La LNR augmente le plafond salarial à « 11,3 millions pour la saison 2029-2030 », une annonce qui, à première vue, paraît favorable. Pourtant, pour le club « rouge et noir », cette décision soulève de sérieuses inquiétudes.
En effet, Toulouse, principal fournisseur du XV de France, est directement impacté par la nouvelle « dégressivité des crédits internationaux », un mécanisme qui pourrait fortement limiter ses marges financières.
### Le mécanisme « anti Stade Toulousain »

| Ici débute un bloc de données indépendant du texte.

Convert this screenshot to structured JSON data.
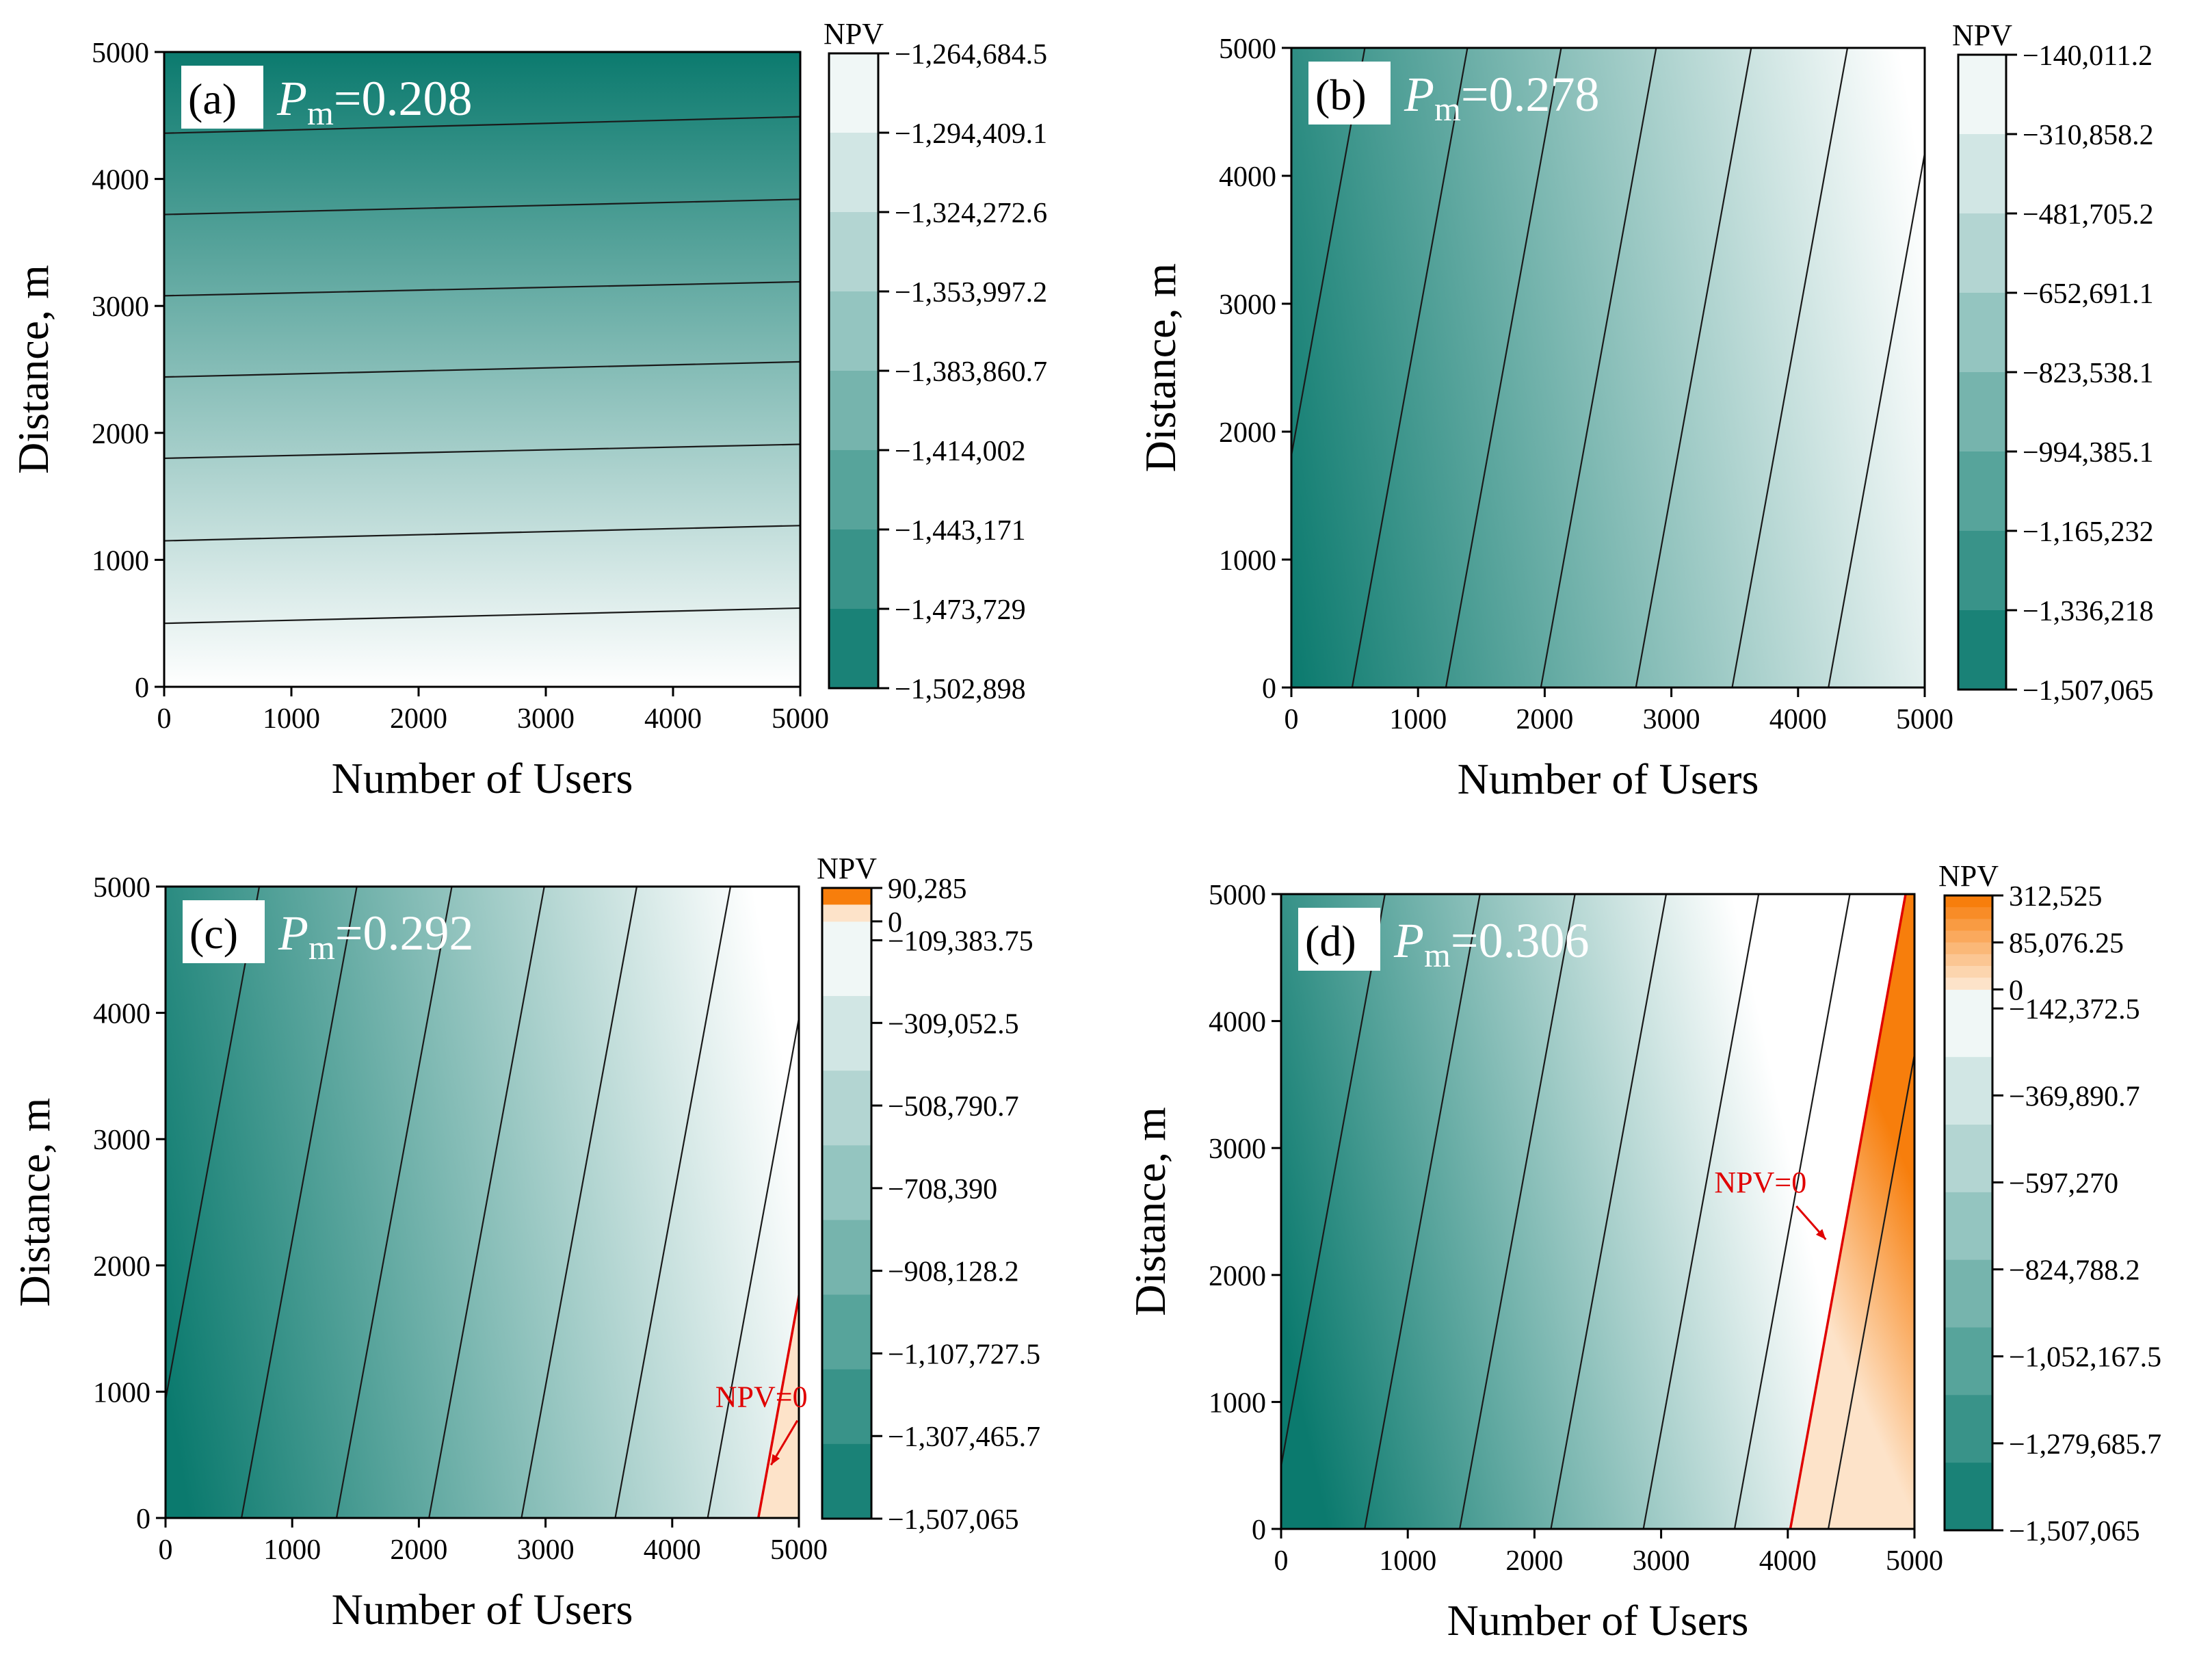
{
  "figure": {
    "background": "#ffffff",
    "colors": {
      "low": "#0b7a6e",
      "high": "#ffffff",
      "pos_low": "#fde3c9",
      "pos_high": "#f77e0c",
      "contour": "#1a1a1a",
      "zero_line": "#e00000"
    }
  },
  "chart_data": [
    {
      "type": "heatmap",
      "panel": "(a)",
      "pm_symbol": "P",
      "pm_sub": "m",
      "pm_value": "=0.208",
      "xlabel": "Number of Users",
      "ylabel": "Distance, m",
      "xlim": [
        0,
        5000
      ],
      "ylim": [
        0,
        5000
      ],
      "xticks": [
        "0",
        "1000",
        "2000",
        "3000",
        "4000",
        "5000"
      ],
      "yticks": [
        "0",
        "1000",
        "2000",
        "3000",
        "4000",
        "5000"
      ],
      "colorbar_title": "NPV",
      "colorbar_min": -1502898,
      "colorbar_max": -1264684.5,
      "colorbar_labels": [
        "−1,264,684.5",
        "−1,294,409.1",
        "−1,324,272.6",
        "−1,353,997.2",
        "−1,383,860.7",
        "−1,414,002",
        "−1,443,171",
        "−1,473,729",
        "−1,502,898"
      ],
      "positive_levels": 0,
      "contour_mode": "horizontal",
      "contour_lines": [
        {
          "y_at_x0": 500,
          "y_at_x5000": 620
        },
        {
          "y_at_x0": 1150,
          "y_at_x5000": 1270
        },
        {
          "y_at_x0": 1800,
          "y_at_x5000": 1910
        },
        {
          "y_at_x0": 2440,
          "y_at_x5000": 2560
        },
        {
          "y_at_x0": 3080,
          "y_at_x5000": 3190
        },
        {
          "y_at_x0": 3720,
          "y_at_x5000": 3840
        },
        {
          "y_at_x0": 4360,
          "y_at_x5000": 4490
        }
      ],
      "gradient_range": [
        0,
        5000
      ],
      "zero_label": ""
    },
    {
      "type": "heatmap",
      "panel": "(b)",
      "pm_symbol": "P",
      "pm_sub": "m",
      "pm_value": "=0.278",
      "xlabel": "Number of Users",
      "ylabel": "Distance, m",
      "xlim": [
        0,
        5000
      ],
      "ylim": [
        0,
        5000
      ],
      "xticks": [
        "0",
        "1000",
        "2000",
        "3000",
        "4000",
        "5000"
      ],
      "yticks": [
        "0",
        "1000",
        "2000",
        "3000",
        "4000",
        "5000"
      ],
      "colorbar_title": "NPV",
      "colorbar_min": -1507065,
      "colorbar_max": -140011.2,
      "colorbar_labels": [
        "−140,011.2",
        "−310,858.2",
        "−481,705.2",
        "−652,691.1",
        "−823,538.1",
        "−994,385.1",
        "−1,165,232",
        "−1,336,218",
        "−1,507,065"
      ],
      "positive_levels": 0,
      "contour_mode": "slanted",
      "contour_lines": [
        {
          "x_at_y0": -330,
          "x_at_y5000": 580
        },
        {
          "x_at_y0": 480,
          "x_at_y5000": 1390
        },
        {
          "x_at_y0": 1220,
          "x_at_y5000": 2130
        },
        {
          "x_at_y0": 1970,
          "x_at_y5000": 2880
        },
        {
          "x_at_y0": 2720,
          "x_at_y5000": 3630
        },
        {
          "x_at_y0": 3480,
          "x_at_y5000": 4390
        },
        {
          "x_at_y0": 4240,
          "x_at_y5000": 5150
        }
      ],
      "gradient_range": [
        -330,
        5150
      ],
      "zero_label": ""
    },
    {
      "type": "heatmap",
      "panel": "(c)",
      "pm_symbol": "P",
      "pm_sub": "m",
      "pm_value": "=0.292",
      "xlabel": "Number of Users",
      "ylabel": "Distance, m",
      "xlim": [
        0,
        5000
      ],
      "ylim": [
        0,
        5000
      ],
      "xticks": [
        "0",
        "1000",
        "2000",
        "3000",
        "4000",
        "5000"
      ],
      "yticks": [
        "0",
        "1000",
        "2000",
        "3000",
        "4000",
        "5000"
      ],
      "colorbar_title": "NPV",
      "colorbar_min": -1507065,
      "colorbar_max": 90285,
      "colorbar_labels": [
        "90,285",
        "0",
        "−109,383.75",
        "−309,052.5",
        "−508,790.7",
        "−708,390",
        "−908,128.2",
        "−1,107,727.5",
        "−1,307,465.7",
        "−1,507,065"
      ],
      "positive_levels": 2,
      "contour_mode": "slanted",
      "contour_lines": [
        {
          "x_at_y0": -170,
          "x_at_y5000": 740
        },
        {
          "x_at_y0": 600,
          "x_at_y5000": 1510
        },
        {
          "x_at_y0": 1350,
          "x_at_y5000": 2260
        },
        {
          "x_at_y0": 2080,
          "x_at_y5000": 2990
        },
        {
          "x_at_y0": 2810,
          "x_at_y5000": 3720
        },
        {
          "x_at_y0": 3550,
          "x_at_y5000": 4460
        },
        {
          "x_at_y0": 4280,
          "x_at_y5000": 5190
        }
      ],
      "zero_line": {
        "x_at_y0": 4680,
        "x_at_y5000": 5590
      },
      "zero_label": "NPV=0",
      "zero_label_at": [
        4340,
        880
      ],
      "zero_arrow_to": [
        4780,
        420
      ],
      "gradient_range": [
        -170,
        5000
      ]
    },
    {
      "type": "heatmap",
      "panel": "(d)",
      "pm_symbol": "P",
      "pm_sub": "m",
      "pm_value": "=0.306",
      "xlabel": "Number of Users",
      "ylabel": "Distance, m",
      "xlim": [
        0,
        5000
      ],
      "ylim": [
        0,
        5000
      ],
      "xticks": [
        "0",
        "1000",
        "2000",
        "3000",
        "4000",
        "5000"
      ],
      "yticks": [
        "0",
        "1000",
        "2000",
        "3000",
        "4000",
        "5000"
      ],
      "colorbar_title": "NPV",
      "colorbar_min": -1507065,
      "colorbar_max": 312525,
      "colorbar_labels": [
        "312,525",
        "85,076.25",
        "0",
        "−142,372.5",
        "−369,890.7",
        "−597,270",
        "−824,788.2",
        "−1,052,167.5",
        "−1,279,685.7",
        "−1,507,065"
      ],
      "positive_levels": 8,
      "contour_mode": "slanted",
      "contour_lines": [
        {
          "x_at_y0": -90,
          "x_at_y5000": 820
        },
        {
          "x_at_y0": 660,
          "x_at_y5000": 1570
        },
        {
          "x_at_y0": 1410,
          "x_at_y5000": 2320
        },
        {
          "x_at_y0": 2130,
          "x_at_y5000": 3040
        },
        {
          "x_at_y0": 2860,
          "x_at_y5000": 3770
        },
        {
          "x_at_y0": 3580,
          "x_at_y5000": 4490
        },
        {
          "x_at_y0": 4320,
          "x_at_y5000": 5230
        }
      ],
      "zero_line": {
        "x_at_y0": 4020,
        "x_at_y5000": 4930
      },
      "zero_label": "NPV=0",
      "zero_label_at": [
        3420,
        2650
      ],
      "zero_arrow_to": [
        4300,
        2280
      ],
      "gradient_range": [
        -90,
        4020
      ]
    }
  ]
}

Jusqu’à présent, chaque international « premium » rapportait un crédit fixe de 180 000 euros. Avec onze joueurs concernés, Toulouse bénéficiait d’une majoration record de son plafond à hauteur de « 1 980 000 euros ».
La donne change radicalement avec le nouveau barème, qui casse cette dynamique :
– Les crédits deviennent dégressifs : 210 000 € pour le premier international, puis 15 000 € de moins par joueur supplémentaire.

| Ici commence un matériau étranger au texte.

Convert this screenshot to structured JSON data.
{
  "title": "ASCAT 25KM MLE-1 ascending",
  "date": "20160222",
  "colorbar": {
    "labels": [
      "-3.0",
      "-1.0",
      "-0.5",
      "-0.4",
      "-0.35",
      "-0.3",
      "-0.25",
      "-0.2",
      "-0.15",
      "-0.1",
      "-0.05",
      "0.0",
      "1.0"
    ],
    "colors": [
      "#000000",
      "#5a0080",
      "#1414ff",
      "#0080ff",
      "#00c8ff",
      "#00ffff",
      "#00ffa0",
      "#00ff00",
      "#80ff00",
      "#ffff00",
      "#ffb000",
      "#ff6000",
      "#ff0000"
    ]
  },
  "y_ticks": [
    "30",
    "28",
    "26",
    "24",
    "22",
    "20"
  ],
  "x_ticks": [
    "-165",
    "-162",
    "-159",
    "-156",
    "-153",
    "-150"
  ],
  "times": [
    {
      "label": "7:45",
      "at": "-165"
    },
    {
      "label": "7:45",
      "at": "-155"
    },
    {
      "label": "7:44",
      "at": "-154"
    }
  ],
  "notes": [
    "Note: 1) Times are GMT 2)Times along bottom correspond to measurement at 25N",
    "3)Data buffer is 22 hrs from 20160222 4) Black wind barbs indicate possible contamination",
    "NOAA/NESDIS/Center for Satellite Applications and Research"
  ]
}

– Un plafond maximal est fixé à « 1,575 million d’euros pour 14 joueurs et plus ».
Cette mesure, qualifiée d’« anti Stade Toulousain », cible directement le club qui détient de loin la plus grande concentration d’internationaux protégés.
### Une perte chiffrée à un million d’euros
L’impact financier est considérable. La saison dernière, Toulouse affichait le plafond salarial le plus élevé du Top 14 avec « 13,5 millions d’euros ». Sous la nouvelle règle, sa marge de manœuvre devrait chuter de « chiffrée autour d’un million d’euros ».

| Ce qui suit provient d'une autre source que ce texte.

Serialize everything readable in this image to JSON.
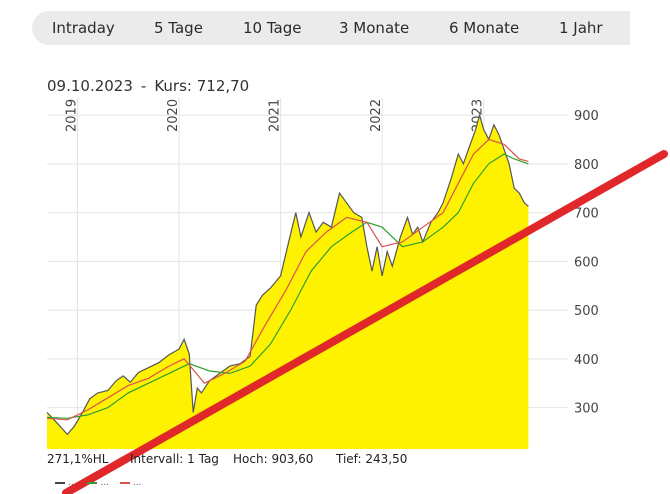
{
  "tabs": [
    {
      "label": "Intraday"
    },
    {
      "label": "5 Tage"
    },
    {
      "label": "10 Tage"
    },
    {
      "label": "3 Monate"
    },
    {
      "label": "6 Monate"
    },
    {
      "label": "1 Jahr"
    }
  ],
  "info": {
    "date": "09.10.2023",
    "separator": "-",
    "kurs_label": "Kurs:",
    "kurs_value": "712,70"
  },
  "stats": {
    "performance": "271,1%",
    "hl_label": "HL",
    "intervall": "Intervall: 1 Tag",
    "hoch_label": "Hoch:",
    "hoch_value": "903,60",
    "tief_label": "Tief:",
    "tief_value": "243,50"
  },
  "legend": [
    {
      "label": "...",
      "color": "#444444"
    },
    {
      "label": "...",
      "color": "#2ea02e"
    },
    {
      "label": "...",
      "color": "#d9534f"
    }
  ],
  "chart_data": {
    "type": "area",
    "x_start": 2018.7,
    "x_end": 2023.83,
    "ylim": [
      215,
      935
    ],
    "yticks": [
      300,
      400,
      500,
      600,
      700,
      800,
      900
    ],
    "year_labels": [
      "2019",
      "2020",
      "2021",
      "2022",
      "2023"
    ],
    "grid": true,
    "fill_color": "#fff200",
    "price_color": "#555555",
    "series": [
      {
        "points": [
          [
            2018.7,
            290
          ],
          [
            2018.8,
            268
          ],
          [
            2018.9,
            245
          ],
          [
            2018.97,
            262
          ],
          [
            2019.05,
            290
          ],
          [
            2019.12,
            318
          ],
          [
            2019.2,
            330
          ],
          [
            2019.3,
            335
          ],
          [
            2019.38,
            355
          ],
          [
            2019.45,
            365
          ],
          [
            2019.52,
            352
          ],
          [
            2019.6,
            372
          ],
          [
            2019.7,
            382
          ],
          [
            2019.8,
            392
          ],
          [
            2019.9,
            408
          ],
          [
            2020.0,
            420
          ],
          [
            2020.05,
            440
          ],
          [
            2020.1,
            410
          ],
          [
            2020.14,
            290
          ],
          [
            2020.18,
            340
          ],
          [
            2020.22,
            330
          ],
          [
            2020.3,
            355
          ],
          [
            2020.4,
            370
          ],
          [
            2020.5,
            385
          ],
          [
            2020.6,
            390
          ],
          [
            2020.7,
            405
          ],
          [
            2020.76,
            510
          ],
          [
            2020.82,
            530
          ],
          [
            2020.9,
            545
          ],
          [
            2021.0,
            570
          ],
          [
            2021.08,
            640
          ],
          [
            2021.15,
            700
          ],
          [
            2021.2,
            650
          ],
          [
            2021.28,
            700
          ],
          [
            2021.35,
            660
          ],
          [
            2021.42,
            680
          ],
          [
            2021.5,
            670
          ],
          [
            2021.58,
            740
          ],
          [
            2021.65,
            720
          ],
          [
            2021.72,
            700
          ],
          [
            2021.8,
            690
          ],
          [
            2021.85,
            630
          ],
          [
            2021.9,
            580
          ],
          [
            2021.95,
            630
          ],
          [
            2022.0,
            570
          ],
          [
            2022.05,
            620
          ],
          [
            2022.1,
            590
          ],
          [
            2022.18,
            650
          ],
          [
            2022.25,
            690
          ],
          [
            2022.3,
            655
          ],
          [
            2022.35,
            670
          ],
          [
            2022.4,
            640
          ],
          [
            2022.48,
            680
          ],
          [
            2022.55,
            700
          ],
          [
            2022.6,
            720
          ],
          [
            2022.68,
            770
          ],
          [
            2022.75,
            820
          ],
          [
            2022.8,
            800
          ],
          [
            2022.85,
            830
          ],
          [
            2022.92,
            870
          ],
          [
            2022.96,
            900
          ],
          [
            2023.0,
            870
          ],
          [
            2023.05,
            850
          ],
          [
            2023.1,
            880
          ],
          [
            2023.15,
            860
          ],
          [
            2023.2,
            830
          ],
          [
            2023.25,
            800
          ],
          [
            2023.3,
            750
          ],
          [
            2023.35,
            740
          ],
          [
            2023.4,
            720
          ],
          [
            2023.44,
            712.7
          ]
        ]
      },
      {
        "points": [
          [
            2018.7,
            280
          ],
          [
            2018.9,
            278
          ],
          [
            2019.1,
            285
          ],
          [
            2019.3,
            300
          ],
          [
            2019.5,
            330
          ],
          [
            2019.7,
            350
          ],
          [
            2019.9,
            370
          ],
          [
            2020.1,
            390
          ],
          [
            2020.3,
            375
          ],
          [
            2020.5,
            370
          ],
          [
            2020.7,
            385
          ],
          [
            2020.9,
            430
          ],
          [
            2021.1,
            500
          ],
          [
            2021.3,
            580
          ],
          [
            2021.5,
            630
          ],
          [
            2021.7,
            660
          ],
          [
            2021.85,
            680
          ],
          [
            2022.0,
            670
          ],
          [
            2022.2,
            630
          ],
          [
            2022.4,
            640
          ],
          [
            2022.6,
            670
          ],
          [
            2022.75,
            700
          ],
          [
            2022.9,
            760
          ],
          [
            2023.05,
            800
          ],
          [
            2023.2,
            820
          ],
          [
            2023.3,
            810
          ],
          [
            2023.44,
            800
          ]
        ]
      },
      {
        "points": [
          [
            2018.7,
            278
          ],
          [
            2018.9,
            275
          ],
          [
            2019.1,
            295
          ],
          [
            2019.3,
            320
          ],
          [
            2019.5,
            345
          ],
          [
            2019.7,
            360
          ],
          [
            2019.9,
            385
          ],
          [
            2020.05,
            400
          ],
          [
            2020.25,
            350
          ],
          [
            2020.45,
            370
          ],
          [
            2020.65,
            395
          ],
          [
            2020.85,
            470
          ],
          [
            2021.05,
            540
          ],
          [
            2021.25,
            620
          ],
          [
            2021.45,
            660
          ],
          [
            2021.65,
            690
          ],
          [
            2021.85,
            680
          ],
          [
            2022.0,
            630
          ],
          [
            2022.2,
            640
          ],
          [
            2022.4,
            670
          ],
          [
            2022.6,
            700
          ],
          [
            2022.75,
            760
          ],
          [
            2022.9,
            820
          ],
          [
            2023.05,
            850
          ],
          [
            2023.2,
            840
          ],
          [
            2023.35,
            810
          ],
          [
            2023.44,
            805
          ]
        ]
      }
    ]
  }
}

### La bouée de sauvetage de la LNR
Pour éviter une restructuration brutale de l’effectif, la Ligue a mis en place un mécanisme de lissage. Dorénavant, d’une saison à l’autre, un club de Top 14 ne pourra pas subir une baisse de crédits internationaux supérieure à 300 000 euros.
Ce seuil, relevé à 300 000 € contre « 200 000 € dans le règlement actuel », offre un répit au club de la Ville Rose. Toulouse va devoir s’adapter à ces nouvelles contraintes, mais évitera une refonte complète de son effectif d’une année sur l’autre.